University of Louisville researchers are one step closer to helping millions of people whose salivary glands no longer work because of disease or damage from disease treatment.
Douglas Darling, PhD, a professor in the department of oral health and rehabilitation at the university's School of Dentistry, and his team have identified a protein-sorting mechanism used by the salivary gland thatcould form the basis for advanced therapies for patients whose salivary glands are damaged or no longer function due to radiation therapy, prescription drugs, or Sjögren's syndrome (Journal of Dental Research, May 31, 2011).
The largest of the salivary glands -- the parotid -- secretes important proteins into the saliva. Because it has multiple secretion pathways, it must sort proteins destined for saliva into the correct pathway for secretion.
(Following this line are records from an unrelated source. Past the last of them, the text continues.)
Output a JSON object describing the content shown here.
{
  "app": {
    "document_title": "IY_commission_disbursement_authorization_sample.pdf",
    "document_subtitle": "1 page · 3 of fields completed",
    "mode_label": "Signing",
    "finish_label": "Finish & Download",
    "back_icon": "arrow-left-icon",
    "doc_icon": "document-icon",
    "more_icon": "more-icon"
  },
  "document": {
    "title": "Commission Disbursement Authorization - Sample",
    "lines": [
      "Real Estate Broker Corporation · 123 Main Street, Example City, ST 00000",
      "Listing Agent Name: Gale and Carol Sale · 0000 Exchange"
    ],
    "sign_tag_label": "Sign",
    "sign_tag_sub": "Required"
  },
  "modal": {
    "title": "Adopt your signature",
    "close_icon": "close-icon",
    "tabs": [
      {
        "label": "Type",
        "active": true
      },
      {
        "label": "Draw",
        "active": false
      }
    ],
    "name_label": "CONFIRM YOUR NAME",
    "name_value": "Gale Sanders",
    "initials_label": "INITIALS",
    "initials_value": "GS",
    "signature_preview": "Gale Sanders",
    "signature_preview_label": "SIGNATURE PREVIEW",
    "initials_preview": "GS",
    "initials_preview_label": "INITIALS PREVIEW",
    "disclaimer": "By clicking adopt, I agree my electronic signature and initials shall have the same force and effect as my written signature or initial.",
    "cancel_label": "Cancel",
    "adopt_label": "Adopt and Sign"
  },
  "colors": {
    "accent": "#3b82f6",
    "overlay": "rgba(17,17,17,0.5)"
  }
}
This can be tricky as there are seven possible pathways, according to Darling and his colleagues. One pathway takes proteins to the salivary duct, while other pathways carry different proteins to the "back" side of the cell to be secreted into the blood or to form a supportive matrix for the cells. Transport along these pathways occurs by sorting the proteins into vesicles that carry their "cargo" to the correct destination.
Conventional thought was that cargo proteins are moved into the forming vesicles by attaching to sorting receptor proteins. Darling and his team have discovered a completely new approach, suggesting the reason no salivary sorting receptor protein has been found is that it may not exist.
In this new model, the salivary cargo protein, parotid secretory protein (PSP), selectively and directly binds to a rare lipid, PtdIns(3,4)P2. This lipid is present only in certain cell membranes and only on one side of the membrane.
But Darling and his team found that the lipid can flip to the inner part of the vesicle membrane, giving PSP the opportunity to bind it.
"These data imply that phosphatidylinositol-phosphate lipids like PtdIns(3,4)P2 may have multiple functions on the inner surface of organelles," Darling stated in a university press release. "This is contrary to the current belief that their functions are always limited to one surface of the cell membrane."
The next step is for Darling and his team to identify the molecular components used for flipping PtdIns(3,4)P2, and develop approaches to test ways to manipulate this potential protein sorting mechanism.